Fome e reparação social
O relatório das Nações Unidas 2024 Global Report on Food Crises traz um dado terrível: 281 milhões de pessoas enfrentaram insegurança alimentar em 2023. O documento revela que mais de uma em cada cinco pessoas, em 59 países, sofreu de insegurança alimentar aguda no ano passado.
As crises alimentares agravadas por conta da pandemia da covid-19, aumentaram sobremaneira nos locais em que há conflitos. Em Gaza e no Sudão, segundo o relatório, as pessoas estão “claramente morrendo de fome” e são os locais que mais preocupam.
O diretor da FAO, Dominique Burgeon, explica que insegurança alimentar aguda é “uma fome tão grave que representa uma ameaça imediata aos meios de subsistência e à vida das pessoas” e pode levar à morte.
A publicação do relatório da ONU coincide com a divulgação de recentíssima pesquisa do IGBE que aponta que um em cada quatro domicílios brasileiros não teve comida suficiente ou adequada na mesa em 2023.
E é no Norte e Nordeste que há as menores proporções de domicílios particulares em segurança alimentar, em que pese apresentar mais da metade dos moradores com acesso pleno e regular aos alimentos, considerando-se aspectos qualitativos e quantitativos, as regiões Norte e Nordeste tiveram as menores.
É muito triste esse cenário e não se pode atribuir unicamente aos governos que trabalhem pela erradicação da fome. Os Objetivos de Desenvolvimento Sustentável da ONU utilizados pelas empresas como norte para o atingimento de metas de sustentabilidade/ESG trazem como objetivos 1 e 2 a erradicação da pobreza e a fome zero. É certo que sem o engajamento dos três setores (governos, ONGs e iniciativa privada) jamais atingiremos as metas desses ODS.

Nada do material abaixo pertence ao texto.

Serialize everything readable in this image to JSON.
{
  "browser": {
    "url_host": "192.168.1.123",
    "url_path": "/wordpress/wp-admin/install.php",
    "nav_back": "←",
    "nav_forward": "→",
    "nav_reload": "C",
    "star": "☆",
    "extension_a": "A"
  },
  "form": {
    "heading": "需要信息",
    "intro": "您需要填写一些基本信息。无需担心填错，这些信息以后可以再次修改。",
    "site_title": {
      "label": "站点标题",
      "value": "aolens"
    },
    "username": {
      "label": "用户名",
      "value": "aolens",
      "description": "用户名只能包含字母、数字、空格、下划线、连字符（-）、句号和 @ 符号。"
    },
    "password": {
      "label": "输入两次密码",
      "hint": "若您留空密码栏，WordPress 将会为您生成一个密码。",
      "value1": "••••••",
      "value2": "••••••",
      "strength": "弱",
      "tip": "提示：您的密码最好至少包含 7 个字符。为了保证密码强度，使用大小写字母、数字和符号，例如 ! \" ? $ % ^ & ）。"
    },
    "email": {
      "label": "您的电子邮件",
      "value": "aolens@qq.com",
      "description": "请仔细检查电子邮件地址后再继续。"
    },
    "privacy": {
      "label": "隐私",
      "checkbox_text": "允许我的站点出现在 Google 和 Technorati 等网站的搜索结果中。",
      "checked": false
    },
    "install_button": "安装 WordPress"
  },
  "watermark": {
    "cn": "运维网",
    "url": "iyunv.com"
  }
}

Sem dúvida que a pobreza das nações que um dia foram “colonizadas” advém da exploração desmedida dos invasores. Essa semana, finalmente Portugal pediu desculpas formais às nações que foram vilipendiadas no passado. Espera-se que outros países sigam o mesmo caminho e, mais ainda, que destinem recursos para minimamente reparar os danos que causaram.
Se a justiça climática é uma discussão que tomou conta das duas últimas Conferências das Nações Unidas sobre Mudanças Climáticas (COP), o tema reparação social ingressa na agenda dos países afetados pelas nações invasoras, assunto este que está na ordem do dia dos BRICS.
E se governos são instados a repararem os países que exploraram no passado, de igual sorte as corporações que se beneficiaram com essa exploração serão chamadas a arcar com parte dessa conta.
Reparação social, portanto, ingressa no rol de temas das agendas ESG juntamente com transição energética, descarbonização, biodiversidade, direitos humanos e combate à corrupção, inclusão e diversidade.